Unfortunately, most of those sales are for ciders that taste more like liquid Jolly Ranchers than apples – for now. Great Society’s interior design is intent on propagating cider love across the land, and its selection so far represents an exciting cross-section where even beer nerds can get acquainted with the flavor possibilities of fermented apples, honey and more.
L.A. County’s two cider makers are well represented at Great Society. Honest Abe opened in Gardena earlier this year and makes both ciders and meads (on draft were a tart, fruit-forward cider made with apples grown in the San Bernardino Mountains as well as a strawberry mead). And the year-old Westlake Village’s 101 Cider is as close to a powerhouse as a small-batch cidery can be, with owner Mark McTavish launching a cider distribution company as well as last year’s first L.A. Cider Fest, plus making dozens of his own creative and complex ciders available around town in bottles and kegs (they’re the creators of the aforementioned prickly-pear cider as well as a special, salty gose-style release made exclusively for Great Society’s opening).
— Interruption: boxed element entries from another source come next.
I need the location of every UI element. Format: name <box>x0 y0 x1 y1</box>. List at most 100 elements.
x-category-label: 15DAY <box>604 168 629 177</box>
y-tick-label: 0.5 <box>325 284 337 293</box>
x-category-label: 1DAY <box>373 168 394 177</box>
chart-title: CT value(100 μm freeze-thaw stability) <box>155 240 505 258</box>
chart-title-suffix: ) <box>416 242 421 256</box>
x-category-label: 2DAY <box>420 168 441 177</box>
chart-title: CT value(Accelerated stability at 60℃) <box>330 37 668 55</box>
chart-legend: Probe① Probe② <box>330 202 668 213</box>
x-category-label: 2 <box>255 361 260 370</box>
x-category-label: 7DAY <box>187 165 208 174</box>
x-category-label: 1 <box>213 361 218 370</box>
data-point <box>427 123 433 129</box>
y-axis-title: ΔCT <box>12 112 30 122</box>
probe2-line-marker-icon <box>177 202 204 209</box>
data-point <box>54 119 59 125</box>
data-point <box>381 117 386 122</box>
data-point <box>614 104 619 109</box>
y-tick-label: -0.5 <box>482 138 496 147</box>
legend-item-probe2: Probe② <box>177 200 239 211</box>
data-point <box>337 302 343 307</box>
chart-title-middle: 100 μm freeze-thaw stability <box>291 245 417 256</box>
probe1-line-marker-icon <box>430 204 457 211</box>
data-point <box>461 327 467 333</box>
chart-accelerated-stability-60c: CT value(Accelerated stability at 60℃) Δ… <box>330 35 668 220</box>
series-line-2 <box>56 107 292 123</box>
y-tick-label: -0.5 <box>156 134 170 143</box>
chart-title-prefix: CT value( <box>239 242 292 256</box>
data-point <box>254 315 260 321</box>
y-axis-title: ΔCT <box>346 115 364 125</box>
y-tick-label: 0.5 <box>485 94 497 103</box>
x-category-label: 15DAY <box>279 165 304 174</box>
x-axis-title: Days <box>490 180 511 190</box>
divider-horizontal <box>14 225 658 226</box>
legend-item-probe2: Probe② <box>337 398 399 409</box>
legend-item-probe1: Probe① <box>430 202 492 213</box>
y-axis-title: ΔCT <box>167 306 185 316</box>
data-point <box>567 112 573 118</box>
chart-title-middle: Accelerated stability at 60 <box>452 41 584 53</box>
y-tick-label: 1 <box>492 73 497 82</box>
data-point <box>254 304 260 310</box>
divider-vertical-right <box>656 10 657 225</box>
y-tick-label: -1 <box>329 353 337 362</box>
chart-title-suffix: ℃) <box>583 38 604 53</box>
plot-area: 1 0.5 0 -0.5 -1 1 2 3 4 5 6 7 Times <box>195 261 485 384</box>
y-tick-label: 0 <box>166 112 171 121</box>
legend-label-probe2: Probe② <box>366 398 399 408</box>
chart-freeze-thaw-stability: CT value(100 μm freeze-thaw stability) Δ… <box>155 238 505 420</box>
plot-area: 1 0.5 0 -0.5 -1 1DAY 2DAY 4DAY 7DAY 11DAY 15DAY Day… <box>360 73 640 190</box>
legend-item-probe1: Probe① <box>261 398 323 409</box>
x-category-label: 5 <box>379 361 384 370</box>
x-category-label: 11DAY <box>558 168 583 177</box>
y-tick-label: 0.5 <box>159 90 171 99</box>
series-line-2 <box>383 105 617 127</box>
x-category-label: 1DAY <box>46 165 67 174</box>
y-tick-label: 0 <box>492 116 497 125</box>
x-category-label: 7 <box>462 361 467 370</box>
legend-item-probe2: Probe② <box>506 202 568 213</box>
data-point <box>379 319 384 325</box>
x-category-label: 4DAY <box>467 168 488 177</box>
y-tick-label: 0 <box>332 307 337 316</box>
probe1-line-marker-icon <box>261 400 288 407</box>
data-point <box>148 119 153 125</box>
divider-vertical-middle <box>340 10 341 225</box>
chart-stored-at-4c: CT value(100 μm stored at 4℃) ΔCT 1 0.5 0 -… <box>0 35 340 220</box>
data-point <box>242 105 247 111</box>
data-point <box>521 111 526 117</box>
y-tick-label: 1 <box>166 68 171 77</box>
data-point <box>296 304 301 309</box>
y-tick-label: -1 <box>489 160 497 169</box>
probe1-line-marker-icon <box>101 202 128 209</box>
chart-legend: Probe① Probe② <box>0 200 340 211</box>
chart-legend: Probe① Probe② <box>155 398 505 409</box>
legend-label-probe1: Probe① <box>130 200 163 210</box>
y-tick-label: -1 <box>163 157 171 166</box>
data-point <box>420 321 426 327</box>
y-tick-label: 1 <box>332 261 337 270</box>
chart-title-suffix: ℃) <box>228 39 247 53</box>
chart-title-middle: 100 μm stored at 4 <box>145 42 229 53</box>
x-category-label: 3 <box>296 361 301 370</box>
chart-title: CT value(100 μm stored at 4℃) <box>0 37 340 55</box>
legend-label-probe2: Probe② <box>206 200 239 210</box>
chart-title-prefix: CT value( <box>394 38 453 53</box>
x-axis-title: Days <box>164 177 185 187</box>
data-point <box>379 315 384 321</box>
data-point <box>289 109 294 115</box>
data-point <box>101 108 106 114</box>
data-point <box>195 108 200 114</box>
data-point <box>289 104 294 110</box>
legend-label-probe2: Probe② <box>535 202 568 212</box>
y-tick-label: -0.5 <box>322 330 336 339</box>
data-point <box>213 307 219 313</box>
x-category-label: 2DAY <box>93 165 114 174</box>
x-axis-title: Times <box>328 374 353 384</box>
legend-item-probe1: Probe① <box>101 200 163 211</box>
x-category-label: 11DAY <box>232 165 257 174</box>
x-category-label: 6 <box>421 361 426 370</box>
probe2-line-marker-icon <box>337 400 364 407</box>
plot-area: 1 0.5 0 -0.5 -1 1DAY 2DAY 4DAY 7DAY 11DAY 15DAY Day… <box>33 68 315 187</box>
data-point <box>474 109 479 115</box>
Because Great Society is the only SoCal bar specializing in cider and mead, expect lots of special events with the two local cideries along with hard-to-find kegs and bottles from popular craft brands such as B.Nektar, Wandering Aengus, Reverend Nat’s and more.
Soft opening hours are 4:30 p.m. to 11 p.m. Tuesday and Wednesday, 4:30 p.m. to midnight on Thursday and Friday, 11:30 a.m. to midnight on Friday and Saturday, and 11:30 a.m. to 10 p.m. on Sunday. Food includes small plates, meat skewers, seasonal salads and flatbreads, with more dishes to be added as the kitchen gets its sea legs.